Si Paling Kondang

“Jadi kamu masih berfungsi?”
“Masih dan enggak…”
 
 
Tuiter, burung yang jarang beribadah meskipun termasuk burung gereja, hinggap di telinga Paling Kondang, selebritis yang menurut gosip-gosip dikutuk menjadi kepala batu. Iya. Cuma kepalanya yang membatu. Tuiter ingin tahu apakah dengan menjadi “kepala batu”, Paling Kondang masih bisa mendengar.
 
Sebetulnya tak ada yang mengutuk Paling Kondang. Itu adalah mekanisme bertahannya ketika menanjak menjadi selebritis papan atas. Ketika semakin berjaya di dunia selebrita sosialita, telinga Paling Kondang menangkap semakin banyak suara. Banyak ujaran beracun yang membawa celaka bagi batin.
 
“Jangan dengerin kata orang,” nasehat seorang kawan selebrita ketika Paling Kondang sampai sakit-sakitan akibat nyinyiran sejumlah warganet.
 
Paling Kondang menurut.
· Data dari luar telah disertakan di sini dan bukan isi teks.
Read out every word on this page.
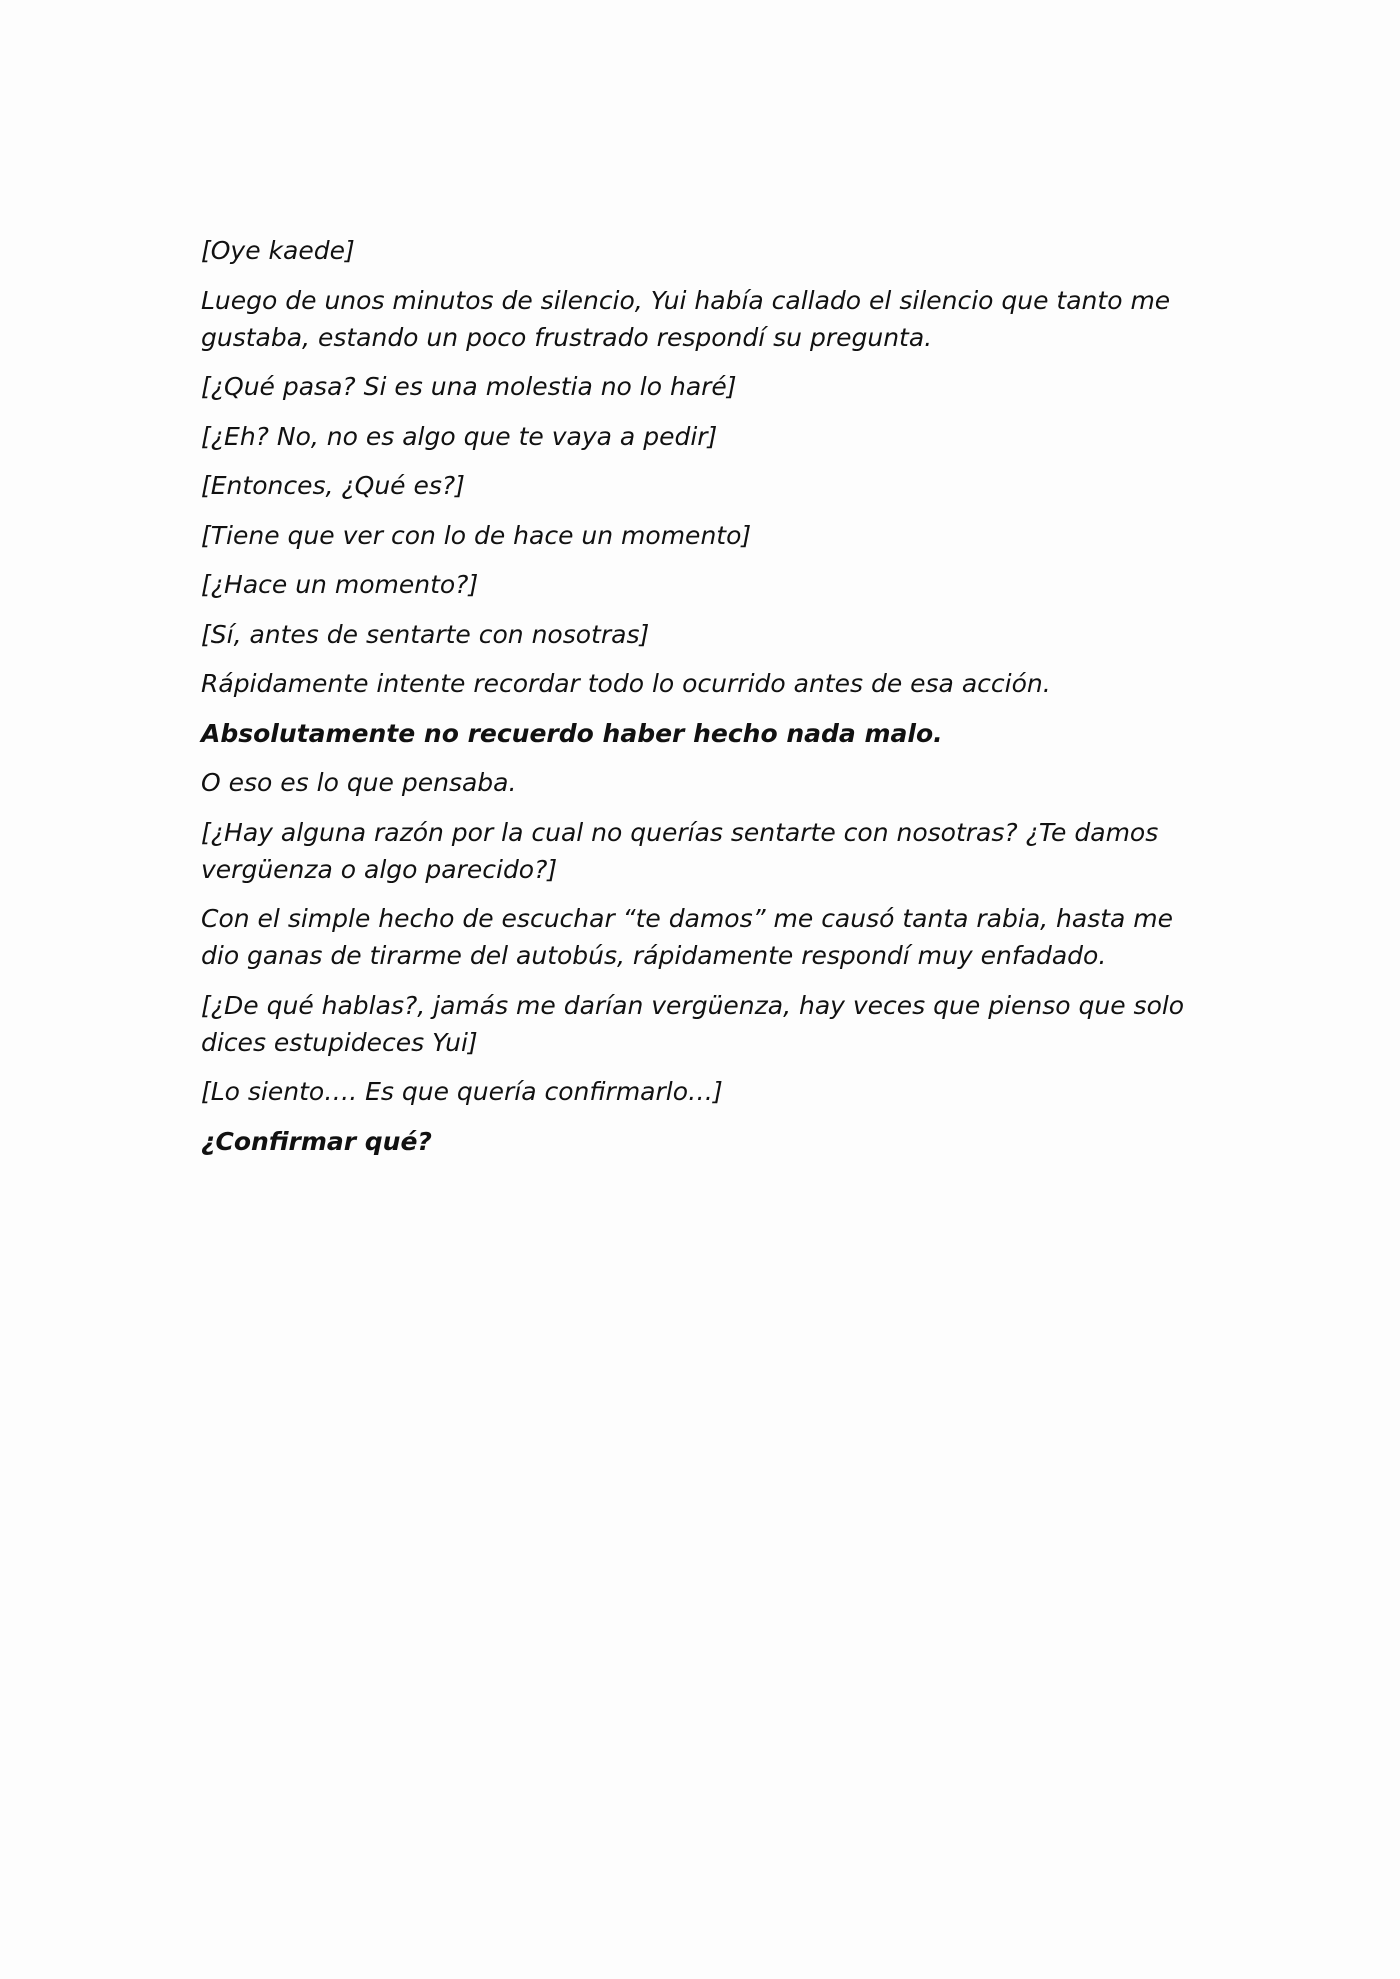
[Oye kaede]

Luego de unos minutos de silencio, Yui había callado el silencio que tanto me gustaba, estando un poco frustrado respondí su pregunta.

[¿Qué pasa? Si es una molestia no lo haré]

[¿Eh? No, no es algo que te vaya a pedir]

[Entonces, ¿Qué es?]

[Tiene que ver con lo de hace un momento]

[¿Hace un momento?]

[Sí, antes de sentarte con nosotras]

Rápidamente intente recordar todo lo ocurrido antes de esa acción.

Absolutamente no recuerdo haber hecho nada malo.

O eso es lo que pensaba.

[¿Hay alguna razón por la cual no querías sentarte con nosotras? ¿Te damos vergüenza o algo parecido?]

Con el simple hecho de escuchar “te damos” me causó tanta rabia, hasta me dio ganas de tirarme del autobús, rápidamente respondí muy enfadado.

[¿De qué hablas?, jamás me darían vergüenza, hay veces que pienso que solo dices estupideces Yui]

[Lo siento…. Es que quería confirmarlo…]

¿Confirmar qué?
Tidak ada yang mengutuknya. Ia sendirilah yang mengubah kepalanya menjadi batu. Ia masih bisa mendengar, tapi tak lagi mendengarkan. Ia resisten terhadap setiap pesan. Baik pesan yang berfaedah untuk kemajuannya, maupun pesan yang memukulnya hingga terpelangting mundur. Matanya pun hanya bisa melihat, tapi tak dapat lagi menghayati apa yang dilihatnya.
 
“Apa rasanya menjadi telinga batu?” tanya Tuiter.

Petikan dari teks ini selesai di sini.